This project introduces an analytical model designed to predict the execution times of GPU kernels for unknown problem sizes without actual execution. The model considers various metrics involved in launching kernels, including problem size, block size, and grid size configurations, enabling the prediction of expected execution times.

With the deceleration of Moore's Law and the attenuated progress in hardware technology, the imperative now lies in the development of efficient and parallel software to mitigate the scarcity in hardware capabilities. In recent years, the demand for processing vast amounts of data across diverse domains has attained paramount significance. A considerable focus has been directed towards advancements in Machine Learning and Deep Learning, necessitating intensive data computations. Simultaneously, the scientific domain has experienced a substantial surge in data collection methodologies, precipitating a necessity for intricate data calculations. Consequently, there has been an exponential surge in the utilization and evolution of Graphics Processing Units (GPUs).

While Central Processing Units (CPUs) were hitherto the benchmark for diverse computations, their inherent limitations in handling massive parallel applications have paved the way for General Purpose GPUs (GPGPUs). GPU applications are now pervasive and find application across various domains, yielding unprecedented performance enhancements and significant cost reductions due to GPUs' superior power efficiency per computation compared to CPUs.

Nevertheless, the development of GPU code is a non-trivial undertaking. Software developers, accustomed to learning algorithms and general software development in a sequential manner, must invest time and effort in transitioning to parallel thinking. Consequently, planning and developing massively parallel GPU code entail substantial cost implications. Furthermore, GPUs are applicable only to specific problem types that exhibit notable characteristics conducive to parallelization.

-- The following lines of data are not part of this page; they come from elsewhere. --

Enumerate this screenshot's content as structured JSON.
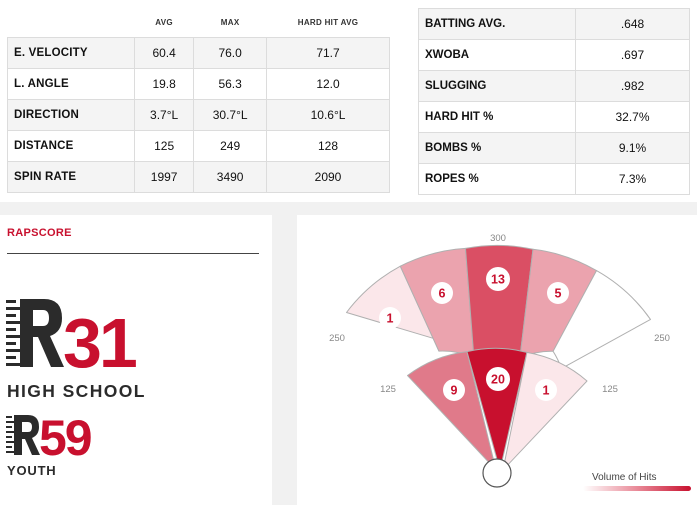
{
  "metrics": {
    "columns": [
      "AVG",
      "MAX",
      "HARD HIT AVG"
    ],
    "rows": [
      {
        "label": "E. VELOCITY",
        "avg": "60.4",
        "max": "76.0",
        "hard_hit_avg": "71.7"
      },
      {
        "label": "L. ANGLE",
        "avg": "19.8",
        "max": "56.3",
        "hard_hit_avg": "12.0"
      },
      {
        "label": "DIRECTION",
        "avg": "3.7°L",
        "max": "30.7°L",
        "hard_hit_avg": "10.6°L"
      },
      {
        "label": "DISTANCE",
        "avg": "125",
        "max": "249",
        "hard_hit_avg": "128"
      },
      {
        "label": "SPIN RATE",
        "avg": "1997",
        "max": "3490",
        "hard_hit_avg": "2090"
      }
    ]
  },
  "batting": {
    "rows": [
      {
        "label": "BATTING AVG.",
        "value": ".648"
      },
      {
        "label": "XWOBA",
        "value": ".697"
      },
      {
        "label": "SLUGGING",
        "value": ".982"
      },
      {
        "label": "HARD HIT %",
        "value": "32.7%"
      },
      {
        "label": "BOMBS %",
        "value": "9.1%"
      },
      {
        "label": "ROPES %",
        "value": "7.3%"
      }
    ]
  },
  "rapscore": {
    "title": "RAPSCORE",
    "high_school": {
      "score": "31",
      "label": "HIGH SCHOOL"
    },
    "youth": {
      "score": "59",
      "label": "YOUTH"
    },
    "brand_color": "#c8102e",
    "icon": "r-logo-icon"
  },
  "spray_chart": {
    "distance_labels": {
      "outer_top": "300",
      "outer_left": "250",
      "outer_right": "250",
      "inner_left": "125",
      "inner_right": "125"
    },
    "zones": {
      "outer_left": {
        "count": "1",
        "fill": "#fbe7ea",
        "text_color": "#c8102e"
      },
      "outer_center_left": {
        "count": "6",
        "fill": "#eba3ae",
        "text_color": "#c8102e"
      },
      "outer_center": {
        "count": "13",
        "fill": "#da4f64",
        "text_color": "#c8102e"
      },
      "outer_center_right": {
        "count": "5",
        "fill": "#eba3ae",
        "text_color": "#c8102e"
      },
      "outer_right": {
        "count": "",
        "fill": "#ffffff"
      },
      "inner_left": {
        "count": "9",
        "fill": "#e07a8a",
        "text_color": "#c8102e"
      },
      "inner_center": {
        "count": "20",
        "fill": "#c8102e",
        "text_color": "#c8102e"
      },
      "inner_right": {
        "count": "1",
        "fill": "#fbe7ea",
        "text_color": "#c8102e"
      }
    },
    "legend_label": "Volume of Hits"
  }
}
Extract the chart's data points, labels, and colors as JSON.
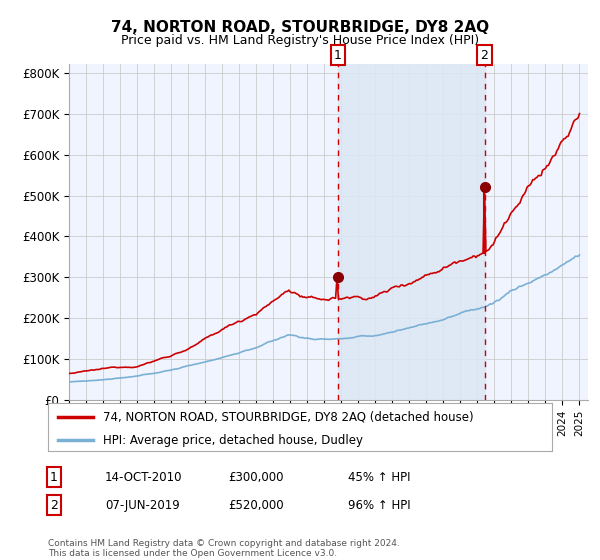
{
  "title": "74, NORTON ROAD, STOURBRIDGE, DY8 2AQ",
  "subtitle": "Price paid vs. HM Land Registry's House Price Index (HPI)",
  "bg_color": "#ffffff",
  "plot_bg_color": "#f0f4ff",
  "grid_color": "#cccccc",
  "red_line_color": "#cc0000",
  "blue_line_color": "#7ab0d4",
  "shaded_region_color": "#dce8f5",
  "vline_color": "#cc0000",
  "annotation1": {
    "label": "1",
    "date": "14-OCT-2010",
    "price": "£300,000",
    "pct": "45% ↑ HPI"
  },
  "annotation2": {
    "label": "2",
    "date": "07-JUN-2019",
    "price": "£520,000",
    "pct": "96% ↑ HPI"
  },
  "legend1": "74, NORTON ROAD, STOURBRIDGE, DY8 2AQ (detached house)",
  "legend2": "HPI: Average price, detached house, Dudley",
  "footer": "Contains HM Land Registry data © Crown copyright and database right 2024.\nThis data is licensed under the Open Government Licence v3.0.",
  "ylim": [
    0,
    820000
  ],
  "yticks": [
    0,
    100000,
    200000,
    300000,
    400000,
    500000,
    600000,
    700000,
    800000
  ],
  "ytick_labels": [
    "£0",
    "£100K",
    "£200K",
    "£300K",
    "£400K",
    "£500K",
    "£600K",
    "£700K",
    "£800K"
  ],
  "sale1_year": 2010.79,
  "sale1_value": 300000,
  "sale2_year": 2019.42,
  "sale2_value": 520000
}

Identifying a problem suitable for GPU utilization raises questions regarding the potential performance improvement compared to traditional CPU execution without parallelism. Thus, predicting the performance of GPU code (analogous to kernels on GPUs) becomes crucial in quantifying potential enhancements resulting from the parallelization of software for GPUs. This report introduces an analytical model designed to predict the execution times of GPU kernels for unknown problem sizes without actual execution. The model considers various metrics involved in launching kernels, including problem size, block size, and grid size configurations, enabling the prediction of expected execution times. It is also shown that the prediction can be extended to different GPUs, considering their own hardware characteristics. Consequently, the model instills a degree of confidence without necessitating an in-depth understanding of kernel intricacies, their functionality, or how they scale with increasing problem sizes. The model automates this process, providing a streamlined approach to performance prediction. For the simplicity of the model, it offers adequate prediction accuracy and provides good scope for future expansion to consider more niche parameters affecting all kinds of kernels and subsequently their performance.